Antipsychotic efficacy: Relationship to optimal D2-receptor occupancy

Abstract

Clinically important differences exist between antipsychotic agents and formulations in terms of safety and tolerability. Features of the biochemical interaction between the antipsychotic and the D₂-receptor may underlie these differences. This article reviews current information on the relationship between antipsychotic receptor occupancy and clinical response.
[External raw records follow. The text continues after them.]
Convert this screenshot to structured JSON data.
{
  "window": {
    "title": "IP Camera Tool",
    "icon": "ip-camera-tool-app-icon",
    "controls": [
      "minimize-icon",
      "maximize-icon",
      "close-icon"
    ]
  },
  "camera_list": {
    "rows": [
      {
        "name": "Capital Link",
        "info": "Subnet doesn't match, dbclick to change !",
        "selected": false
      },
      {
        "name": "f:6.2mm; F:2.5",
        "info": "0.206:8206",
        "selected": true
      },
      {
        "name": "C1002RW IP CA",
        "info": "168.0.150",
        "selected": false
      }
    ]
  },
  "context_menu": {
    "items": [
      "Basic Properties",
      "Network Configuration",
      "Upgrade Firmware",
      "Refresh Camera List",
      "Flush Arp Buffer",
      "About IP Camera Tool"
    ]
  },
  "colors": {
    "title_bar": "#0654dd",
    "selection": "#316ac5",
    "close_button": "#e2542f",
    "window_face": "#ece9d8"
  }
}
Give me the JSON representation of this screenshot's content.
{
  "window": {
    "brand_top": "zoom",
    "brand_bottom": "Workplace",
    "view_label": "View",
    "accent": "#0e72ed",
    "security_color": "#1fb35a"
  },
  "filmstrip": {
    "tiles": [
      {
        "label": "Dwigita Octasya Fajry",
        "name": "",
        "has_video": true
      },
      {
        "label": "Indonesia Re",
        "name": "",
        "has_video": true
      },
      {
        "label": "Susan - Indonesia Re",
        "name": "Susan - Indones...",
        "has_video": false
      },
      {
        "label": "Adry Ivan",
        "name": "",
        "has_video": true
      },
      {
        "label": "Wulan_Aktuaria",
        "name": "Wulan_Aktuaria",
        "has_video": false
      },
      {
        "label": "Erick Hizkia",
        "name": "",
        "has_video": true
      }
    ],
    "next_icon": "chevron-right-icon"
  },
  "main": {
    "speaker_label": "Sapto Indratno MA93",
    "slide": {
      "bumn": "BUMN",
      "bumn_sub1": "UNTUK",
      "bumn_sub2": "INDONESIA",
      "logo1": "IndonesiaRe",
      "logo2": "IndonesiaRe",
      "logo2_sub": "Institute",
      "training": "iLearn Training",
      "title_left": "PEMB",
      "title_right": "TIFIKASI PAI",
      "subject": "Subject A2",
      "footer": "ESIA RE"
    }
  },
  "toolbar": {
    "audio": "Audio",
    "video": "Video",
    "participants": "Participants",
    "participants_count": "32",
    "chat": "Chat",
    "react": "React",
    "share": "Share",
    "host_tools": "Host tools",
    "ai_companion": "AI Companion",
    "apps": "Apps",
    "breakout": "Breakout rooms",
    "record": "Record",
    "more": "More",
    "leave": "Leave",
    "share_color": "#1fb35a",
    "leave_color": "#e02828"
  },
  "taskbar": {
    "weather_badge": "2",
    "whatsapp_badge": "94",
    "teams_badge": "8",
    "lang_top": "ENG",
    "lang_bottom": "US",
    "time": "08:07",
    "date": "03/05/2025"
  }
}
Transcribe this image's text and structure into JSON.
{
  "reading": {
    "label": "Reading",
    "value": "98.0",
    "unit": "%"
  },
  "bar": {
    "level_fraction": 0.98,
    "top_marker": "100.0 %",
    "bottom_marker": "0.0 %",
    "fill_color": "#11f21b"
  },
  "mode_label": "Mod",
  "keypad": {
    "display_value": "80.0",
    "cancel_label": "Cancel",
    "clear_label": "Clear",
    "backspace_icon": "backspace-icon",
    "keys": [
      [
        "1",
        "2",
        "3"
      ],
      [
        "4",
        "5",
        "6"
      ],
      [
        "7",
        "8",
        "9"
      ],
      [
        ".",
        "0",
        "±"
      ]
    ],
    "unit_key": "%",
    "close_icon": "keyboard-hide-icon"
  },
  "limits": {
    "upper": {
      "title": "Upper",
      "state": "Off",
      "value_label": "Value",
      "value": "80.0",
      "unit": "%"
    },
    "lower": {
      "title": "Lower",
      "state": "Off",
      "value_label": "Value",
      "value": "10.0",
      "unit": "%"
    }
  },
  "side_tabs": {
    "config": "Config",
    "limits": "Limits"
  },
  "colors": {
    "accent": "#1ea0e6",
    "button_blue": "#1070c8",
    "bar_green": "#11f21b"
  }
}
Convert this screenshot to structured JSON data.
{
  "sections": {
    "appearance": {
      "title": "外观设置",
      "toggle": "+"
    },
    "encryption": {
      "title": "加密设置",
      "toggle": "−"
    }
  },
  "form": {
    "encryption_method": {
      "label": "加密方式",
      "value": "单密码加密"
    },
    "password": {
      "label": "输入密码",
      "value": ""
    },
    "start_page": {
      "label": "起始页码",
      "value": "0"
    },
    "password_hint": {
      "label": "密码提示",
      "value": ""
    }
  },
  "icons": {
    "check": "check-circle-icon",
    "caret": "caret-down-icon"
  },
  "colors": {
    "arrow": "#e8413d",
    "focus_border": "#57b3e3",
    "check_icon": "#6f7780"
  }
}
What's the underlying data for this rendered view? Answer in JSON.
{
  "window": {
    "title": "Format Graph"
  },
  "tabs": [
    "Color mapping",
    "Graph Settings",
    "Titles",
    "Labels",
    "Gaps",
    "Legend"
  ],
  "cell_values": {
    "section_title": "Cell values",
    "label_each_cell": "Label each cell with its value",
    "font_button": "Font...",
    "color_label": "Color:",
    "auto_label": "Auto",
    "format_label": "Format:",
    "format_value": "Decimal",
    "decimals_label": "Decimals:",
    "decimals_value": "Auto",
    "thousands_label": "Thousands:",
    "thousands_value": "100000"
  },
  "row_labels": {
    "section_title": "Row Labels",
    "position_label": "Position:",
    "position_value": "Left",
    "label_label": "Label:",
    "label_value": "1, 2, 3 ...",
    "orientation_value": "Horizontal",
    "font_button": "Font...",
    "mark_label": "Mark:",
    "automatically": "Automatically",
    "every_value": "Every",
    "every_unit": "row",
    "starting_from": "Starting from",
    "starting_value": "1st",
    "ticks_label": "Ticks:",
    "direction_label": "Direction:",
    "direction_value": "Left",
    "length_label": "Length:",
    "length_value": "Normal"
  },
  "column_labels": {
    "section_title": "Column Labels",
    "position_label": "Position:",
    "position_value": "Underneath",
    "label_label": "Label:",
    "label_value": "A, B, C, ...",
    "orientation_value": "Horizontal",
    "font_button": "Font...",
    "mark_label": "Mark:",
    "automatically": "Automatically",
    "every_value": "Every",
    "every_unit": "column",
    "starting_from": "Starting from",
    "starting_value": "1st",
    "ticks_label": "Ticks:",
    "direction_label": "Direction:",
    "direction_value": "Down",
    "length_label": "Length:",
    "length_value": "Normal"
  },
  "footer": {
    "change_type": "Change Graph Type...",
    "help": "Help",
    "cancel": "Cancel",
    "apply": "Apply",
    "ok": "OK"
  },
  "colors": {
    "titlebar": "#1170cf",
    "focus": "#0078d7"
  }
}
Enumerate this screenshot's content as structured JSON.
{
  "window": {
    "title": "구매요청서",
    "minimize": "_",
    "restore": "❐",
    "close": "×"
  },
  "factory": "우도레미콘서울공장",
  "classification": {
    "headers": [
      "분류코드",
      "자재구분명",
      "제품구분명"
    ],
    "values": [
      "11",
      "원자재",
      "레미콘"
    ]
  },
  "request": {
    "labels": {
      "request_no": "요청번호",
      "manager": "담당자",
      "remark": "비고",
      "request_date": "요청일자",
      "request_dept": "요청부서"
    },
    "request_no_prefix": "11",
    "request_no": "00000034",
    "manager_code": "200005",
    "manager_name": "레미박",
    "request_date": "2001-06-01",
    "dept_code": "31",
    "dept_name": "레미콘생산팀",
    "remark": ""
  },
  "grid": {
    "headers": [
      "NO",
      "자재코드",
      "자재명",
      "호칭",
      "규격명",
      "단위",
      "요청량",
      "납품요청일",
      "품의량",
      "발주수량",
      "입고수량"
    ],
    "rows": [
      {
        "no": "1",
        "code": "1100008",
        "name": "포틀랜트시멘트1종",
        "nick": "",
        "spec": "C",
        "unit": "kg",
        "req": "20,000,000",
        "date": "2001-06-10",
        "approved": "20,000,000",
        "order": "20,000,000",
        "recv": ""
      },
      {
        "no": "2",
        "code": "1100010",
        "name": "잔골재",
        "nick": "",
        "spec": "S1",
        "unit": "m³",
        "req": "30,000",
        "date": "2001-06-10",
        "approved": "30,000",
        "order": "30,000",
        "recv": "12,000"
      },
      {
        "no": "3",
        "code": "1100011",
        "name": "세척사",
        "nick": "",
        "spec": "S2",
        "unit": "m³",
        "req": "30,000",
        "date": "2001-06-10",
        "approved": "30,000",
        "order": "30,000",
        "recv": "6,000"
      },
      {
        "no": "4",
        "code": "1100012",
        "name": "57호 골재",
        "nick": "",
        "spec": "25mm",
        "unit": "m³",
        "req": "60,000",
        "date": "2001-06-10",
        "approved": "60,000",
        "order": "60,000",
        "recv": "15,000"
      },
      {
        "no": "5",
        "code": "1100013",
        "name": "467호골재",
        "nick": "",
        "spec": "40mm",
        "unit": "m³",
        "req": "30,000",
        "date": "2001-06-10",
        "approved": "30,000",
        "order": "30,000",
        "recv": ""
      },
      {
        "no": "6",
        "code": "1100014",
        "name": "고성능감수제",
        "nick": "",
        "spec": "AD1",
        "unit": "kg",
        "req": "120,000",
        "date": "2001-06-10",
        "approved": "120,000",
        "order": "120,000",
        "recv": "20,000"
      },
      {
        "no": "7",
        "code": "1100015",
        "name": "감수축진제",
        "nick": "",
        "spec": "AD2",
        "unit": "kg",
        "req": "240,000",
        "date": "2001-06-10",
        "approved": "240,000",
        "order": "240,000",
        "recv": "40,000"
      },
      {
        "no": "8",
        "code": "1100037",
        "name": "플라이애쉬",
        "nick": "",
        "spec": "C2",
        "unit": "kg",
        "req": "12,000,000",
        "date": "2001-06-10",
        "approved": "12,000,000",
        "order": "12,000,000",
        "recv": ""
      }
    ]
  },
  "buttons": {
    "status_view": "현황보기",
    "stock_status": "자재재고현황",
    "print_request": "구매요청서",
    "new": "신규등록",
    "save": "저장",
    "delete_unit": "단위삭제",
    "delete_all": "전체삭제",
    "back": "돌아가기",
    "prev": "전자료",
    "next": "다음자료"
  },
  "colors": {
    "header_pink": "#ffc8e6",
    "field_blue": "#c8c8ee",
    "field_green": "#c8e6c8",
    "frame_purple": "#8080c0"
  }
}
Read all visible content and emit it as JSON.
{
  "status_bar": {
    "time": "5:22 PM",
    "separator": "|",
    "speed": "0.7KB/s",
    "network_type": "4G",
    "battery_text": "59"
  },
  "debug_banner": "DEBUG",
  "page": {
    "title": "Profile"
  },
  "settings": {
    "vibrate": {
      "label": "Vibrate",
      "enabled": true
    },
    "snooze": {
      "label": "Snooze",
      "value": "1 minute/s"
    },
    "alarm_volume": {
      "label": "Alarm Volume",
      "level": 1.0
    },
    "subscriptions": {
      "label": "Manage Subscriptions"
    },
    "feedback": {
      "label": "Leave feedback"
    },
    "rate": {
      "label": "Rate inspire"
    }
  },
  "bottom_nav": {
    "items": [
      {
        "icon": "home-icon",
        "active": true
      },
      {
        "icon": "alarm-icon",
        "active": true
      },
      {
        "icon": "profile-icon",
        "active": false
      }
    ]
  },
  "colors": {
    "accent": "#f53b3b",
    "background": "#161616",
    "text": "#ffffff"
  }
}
A literature search was performed using the keywords ‘antipsychotic or neuroleptic’, ‘receptor’ and ‘occupancy’ and ‘dopamine’ and ‘D₂’ supplemented by the authors’ knowledge of the literature. Imaging and clinical data have generally supported the hypotheses that optimal D₂-receptor occupancy in the striatum lies in a ‘therapeutic window’ between ∼65 and ∼80%, however, pharmacokinetic and pharmacodynamic properties of a drug should also be taken into account to fully evaluate its therapeutic effects. Additional research, perhaps in preclinical models, is needed to establish D₂-receptor occupancy in various regions of the brain and the optimal duration of D₂-receptor blockade in order to maximise efficacy and tolerability profiles of atypical antipsychotics and thereby improve treatment outcomes for patients with schizophrenia.